Lebende Roboter mit Froschzellen gebaut/ komplexe und autonome Systeme besser verstehen
13. März 2020Lebende Roboter mit Froschzellen gebaut/ komplexe und autonome Systeme besser verstehen
New York, 13.3.2020
Ein Wissenschaftler – Team der Universität Vermont hat Zellen aus Froschembryonen (Xenobots) geschabt – und sie zu völlig neuen Lebensformen zusammengesetzt. Die millimeterbreiten „Xenobots“ können Medikamente zielgenau dorthin tragen, wo sie im Körper eingesetzt werden müssen. „Dies sind neuartige lebende Maschinen“, sagt Joshua Bongard, ein Informatiker und Robotikexperte an der Universität von Vermont, der die neue Forschung mit geleitet hat. „Sie sind weder ein traditioneller Roboter noch eine bekannte Tierart. Es ist eine neue Klasse von Artefakten: ein lebender, programmierbarer Organismus.“
Die neuen Kreaturen wurden auf einem Supercomputer am UVM entworfen – und dann von Biologen der Tufts University zusammengebaut und getestet. „Wir können uns viele nützliche Anwendungen dieser lebenden Roboter vorstellen, die andere Maschinen nicht ausführen können“, sagt Co-Leiter Michael Levin, der das Zentrum für Regenerations- und Entwicklungsbiologie an der Tufts-Universität leitet, „wie das Aufspüren von fiesen Verbindungen oder radioaktiver Verseuchung, das Sammeln von Mikroplastik in den Ozeanen, das Reisen in den Arterien, um Plaque auszukratzen“.

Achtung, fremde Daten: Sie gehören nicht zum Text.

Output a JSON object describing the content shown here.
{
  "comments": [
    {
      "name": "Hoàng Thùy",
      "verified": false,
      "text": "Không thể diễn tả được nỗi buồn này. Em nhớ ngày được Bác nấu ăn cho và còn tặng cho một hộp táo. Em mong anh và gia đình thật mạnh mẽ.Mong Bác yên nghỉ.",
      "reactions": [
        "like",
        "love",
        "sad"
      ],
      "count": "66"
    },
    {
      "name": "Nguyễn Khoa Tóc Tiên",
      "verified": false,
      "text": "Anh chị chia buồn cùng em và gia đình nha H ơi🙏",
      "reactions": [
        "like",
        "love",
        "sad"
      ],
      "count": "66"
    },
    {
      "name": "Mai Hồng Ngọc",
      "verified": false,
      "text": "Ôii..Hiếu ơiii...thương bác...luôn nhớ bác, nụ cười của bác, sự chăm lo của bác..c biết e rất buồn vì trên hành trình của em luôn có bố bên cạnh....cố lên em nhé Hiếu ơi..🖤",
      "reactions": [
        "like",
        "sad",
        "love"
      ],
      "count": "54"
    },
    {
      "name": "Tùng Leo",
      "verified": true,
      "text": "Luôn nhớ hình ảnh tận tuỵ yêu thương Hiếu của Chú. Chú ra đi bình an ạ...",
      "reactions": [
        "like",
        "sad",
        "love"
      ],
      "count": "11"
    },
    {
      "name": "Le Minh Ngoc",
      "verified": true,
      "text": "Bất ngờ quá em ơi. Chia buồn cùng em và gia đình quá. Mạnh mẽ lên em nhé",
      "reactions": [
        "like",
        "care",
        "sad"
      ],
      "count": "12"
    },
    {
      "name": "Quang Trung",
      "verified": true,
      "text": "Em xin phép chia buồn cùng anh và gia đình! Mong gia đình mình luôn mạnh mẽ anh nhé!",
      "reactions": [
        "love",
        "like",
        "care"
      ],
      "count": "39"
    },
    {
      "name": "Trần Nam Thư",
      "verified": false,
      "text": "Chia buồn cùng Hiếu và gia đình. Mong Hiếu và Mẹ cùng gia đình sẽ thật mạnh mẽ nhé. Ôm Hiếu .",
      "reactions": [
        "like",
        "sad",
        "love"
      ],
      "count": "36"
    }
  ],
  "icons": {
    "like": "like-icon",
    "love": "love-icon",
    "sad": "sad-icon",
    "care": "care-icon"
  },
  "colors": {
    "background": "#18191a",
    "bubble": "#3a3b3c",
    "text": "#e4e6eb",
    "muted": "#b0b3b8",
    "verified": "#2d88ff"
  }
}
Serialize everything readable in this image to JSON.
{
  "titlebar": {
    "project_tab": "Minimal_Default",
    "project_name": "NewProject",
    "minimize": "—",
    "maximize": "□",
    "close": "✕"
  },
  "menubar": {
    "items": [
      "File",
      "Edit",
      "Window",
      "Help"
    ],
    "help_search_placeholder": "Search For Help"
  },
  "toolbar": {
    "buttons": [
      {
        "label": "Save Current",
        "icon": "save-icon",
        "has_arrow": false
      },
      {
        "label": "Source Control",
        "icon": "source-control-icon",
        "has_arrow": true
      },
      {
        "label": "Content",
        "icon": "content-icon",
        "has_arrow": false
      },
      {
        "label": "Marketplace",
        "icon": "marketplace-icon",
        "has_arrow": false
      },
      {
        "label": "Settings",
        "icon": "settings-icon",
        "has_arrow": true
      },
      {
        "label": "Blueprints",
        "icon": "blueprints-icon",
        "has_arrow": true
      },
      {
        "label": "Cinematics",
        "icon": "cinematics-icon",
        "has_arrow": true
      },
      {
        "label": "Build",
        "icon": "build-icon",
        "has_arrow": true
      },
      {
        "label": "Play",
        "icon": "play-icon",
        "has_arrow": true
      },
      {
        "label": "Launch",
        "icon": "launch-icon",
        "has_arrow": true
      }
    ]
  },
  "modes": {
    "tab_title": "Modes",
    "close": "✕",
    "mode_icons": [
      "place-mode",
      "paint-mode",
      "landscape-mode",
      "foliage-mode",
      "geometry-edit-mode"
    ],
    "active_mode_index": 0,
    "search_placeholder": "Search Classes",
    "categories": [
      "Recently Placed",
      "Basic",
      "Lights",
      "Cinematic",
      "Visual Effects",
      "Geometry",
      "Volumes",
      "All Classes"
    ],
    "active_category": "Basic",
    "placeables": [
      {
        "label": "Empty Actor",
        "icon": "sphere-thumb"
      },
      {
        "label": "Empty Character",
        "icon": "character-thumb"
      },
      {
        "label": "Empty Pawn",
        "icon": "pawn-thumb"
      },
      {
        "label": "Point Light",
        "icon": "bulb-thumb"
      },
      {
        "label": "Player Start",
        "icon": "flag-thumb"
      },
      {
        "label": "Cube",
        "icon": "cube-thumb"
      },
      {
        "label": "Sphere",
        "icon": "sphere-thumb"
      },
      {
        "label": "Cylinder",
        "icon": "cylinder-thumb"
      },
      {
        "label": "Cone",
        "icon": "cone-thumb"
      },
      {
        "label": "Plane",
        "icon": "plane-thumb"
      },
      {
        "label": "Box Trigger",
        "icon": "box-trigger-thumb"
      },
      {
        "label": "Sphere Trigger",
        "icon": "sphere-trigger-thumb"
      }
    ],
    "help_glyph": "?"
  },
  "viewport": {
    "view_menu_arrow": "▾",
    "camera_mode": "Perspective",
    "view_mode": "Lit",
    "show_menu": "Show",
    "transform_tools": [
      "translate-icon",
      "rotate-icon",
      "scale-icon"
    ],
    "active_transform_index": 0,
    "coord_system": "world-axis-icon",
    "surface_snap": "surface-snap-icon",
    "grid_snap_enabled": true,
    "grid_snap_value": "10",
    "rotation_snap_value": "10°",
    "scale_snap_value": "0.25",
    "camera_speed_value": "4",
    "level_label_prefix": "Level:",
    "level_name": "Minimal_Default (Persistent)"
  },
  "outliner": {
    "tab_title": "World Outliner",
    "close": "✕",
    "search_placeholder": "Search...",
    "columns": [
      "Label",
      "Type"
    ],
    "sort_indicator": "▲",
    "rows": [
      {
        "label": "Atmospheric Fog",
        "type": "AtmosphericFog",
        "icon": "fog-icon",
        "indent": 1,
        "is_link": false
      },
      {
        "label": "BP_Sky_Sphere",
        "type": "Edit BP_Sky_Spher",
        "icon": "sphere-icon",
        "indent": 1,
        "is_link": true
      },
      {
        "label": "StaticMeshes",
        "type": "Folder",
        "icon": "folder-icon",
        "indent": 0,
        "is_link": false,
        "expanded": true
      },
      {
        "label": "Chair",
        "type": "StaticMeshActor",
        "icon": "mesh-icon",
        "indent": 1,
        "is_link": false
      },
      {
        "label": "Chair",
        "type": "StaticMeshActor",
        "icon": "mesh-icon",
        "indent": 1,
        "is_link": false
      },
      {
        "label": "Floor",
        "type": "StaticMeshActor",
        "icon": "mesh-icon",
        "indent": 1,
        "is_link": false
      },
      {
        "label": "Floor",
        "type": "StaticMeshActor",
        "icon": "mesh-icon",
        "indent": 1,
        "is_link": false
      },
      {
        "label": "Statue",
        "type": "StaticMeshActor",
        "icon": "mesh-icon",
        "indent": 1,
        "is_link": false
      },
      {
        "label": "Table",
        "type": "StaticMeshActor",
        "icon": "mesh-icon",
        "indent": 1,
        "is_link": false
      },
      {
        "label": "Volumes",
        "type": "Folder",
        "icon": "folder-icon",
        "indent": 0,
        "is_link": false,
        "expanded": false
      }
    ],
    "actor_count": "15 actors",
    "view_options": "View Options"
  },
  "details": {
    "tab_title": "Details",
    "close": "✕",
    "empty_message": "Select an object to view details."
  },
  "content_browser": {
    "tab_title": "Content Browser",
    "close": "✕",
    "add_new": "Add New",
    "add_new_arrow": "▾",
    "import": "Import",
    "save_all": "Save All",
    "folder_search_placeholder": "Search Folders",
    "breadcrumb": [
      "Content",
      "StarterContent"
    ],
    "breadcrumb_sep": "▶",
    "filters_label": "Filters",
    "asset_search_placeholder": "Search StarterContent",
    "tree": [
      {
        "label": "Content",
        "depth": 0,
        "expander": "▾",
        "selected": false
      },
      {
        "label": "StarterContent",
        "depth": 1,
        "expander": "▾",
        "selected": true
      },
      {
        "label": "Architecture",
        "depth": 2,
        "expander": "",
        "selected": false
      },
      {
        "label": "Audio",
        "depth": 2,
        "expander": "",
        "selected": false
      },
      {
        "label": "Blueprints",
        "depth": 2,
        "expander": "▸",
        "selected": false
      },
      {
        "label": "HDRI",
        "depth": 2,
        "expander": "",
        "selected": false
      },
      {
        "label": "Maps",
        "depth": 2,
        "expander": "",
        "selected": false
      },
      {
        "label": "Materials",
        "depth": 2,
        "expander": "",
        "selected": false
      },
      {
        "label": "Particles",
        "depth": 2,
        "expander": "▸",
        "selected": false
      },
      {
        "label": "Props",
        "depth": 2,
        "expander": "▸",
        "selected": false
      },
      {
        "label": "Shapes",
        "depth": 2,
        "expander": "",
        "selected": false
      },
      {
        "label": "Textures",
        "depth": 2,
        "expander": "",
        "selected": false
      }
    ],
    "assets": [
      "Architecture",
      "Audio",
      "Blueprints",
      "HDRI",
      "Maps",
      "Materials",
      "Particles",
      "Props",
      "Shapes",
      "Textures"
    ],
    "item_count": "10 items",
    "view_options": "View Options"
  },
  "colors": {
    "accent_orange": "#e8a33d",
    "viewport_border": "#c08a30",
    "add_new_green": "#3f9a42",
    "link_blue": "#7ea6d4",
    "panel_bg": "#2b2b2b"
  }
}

Menschen manipulieren Organismen zum Nutzen des Menschen zumindest seit den Anfängen der Landwirtschaft, die genetische Bearbeitung ist weit verbreitet, und einige wenige künstliche Organismen wurden in den letzten Jahren manuell zusammengebaut – durch Kopieren der Körperformen bekannter Tiere.
Unzählige Formen
Aber diese Forschung entwirft zum ersten Mal „vollständig biologische Maschinen von Grund auf“, schreibt das Team in seiner neuen Studie. Nach monatelanger Verarbeitungszeit auf dem Deep Green-Supercomputer-Cluster im Vermont Advanced Computing Core des UVM verwendete das Team – einschließlich des Hauptautors und Doktoranden Sam Kriegman – einen evolutionären Algorithmus, um Tausende von Kandidaten-Designs für die neuen Lebensformen zu erstellen. Bei dem Versuch, eine von den Wissenschaftlern zugewiesene Aufgabe zu erfüllen – wie die Fortbewegung in eine Richtung – würde der Computer immer wieder einige hundert simulierte Zellen zu unzähligen Formen und Körperformen zusammensetzen. Während die Programme liefen – angetrieben von Grundregeln über die Biophysik dessen, was eine einzelne Froschhaut und Herzzellen tun können – wurden die erfolgreicheren simulierten Organismen beibehalten und verfeinert, während fehlgeschlagene Entwürfe verworfen wurden. Nach hundert unabhängigen Durchläufen des Algorithmus wurden die vielversprechendsten Designs für die Tests ausgewählt.
Dann übertrug das Team von Tufts unter der Leitung von Levin und mit der Schlüsselarbeit des Mikrochirurgen Douglas Blackiston – die Designs ins Leben. Zuerst sammelten sie Stammzellen, die aus den Embryonen afrikanischer Frösche, der Spezies Xenopus laevis, gewonnen wurden. (Daher der Name „Xenobots“.) Diese wurden in einzelne Zellen getrennt und zur Inkubation belassen. Dann wurden die Zellen mit Hilfe einer winzigen Pinzette und einer noch kleineren Elektrode geschnitten und unter einem Mikroskop in einer engen Annäherung an die vom Computer vorgegebenen Muster zusammengefügt.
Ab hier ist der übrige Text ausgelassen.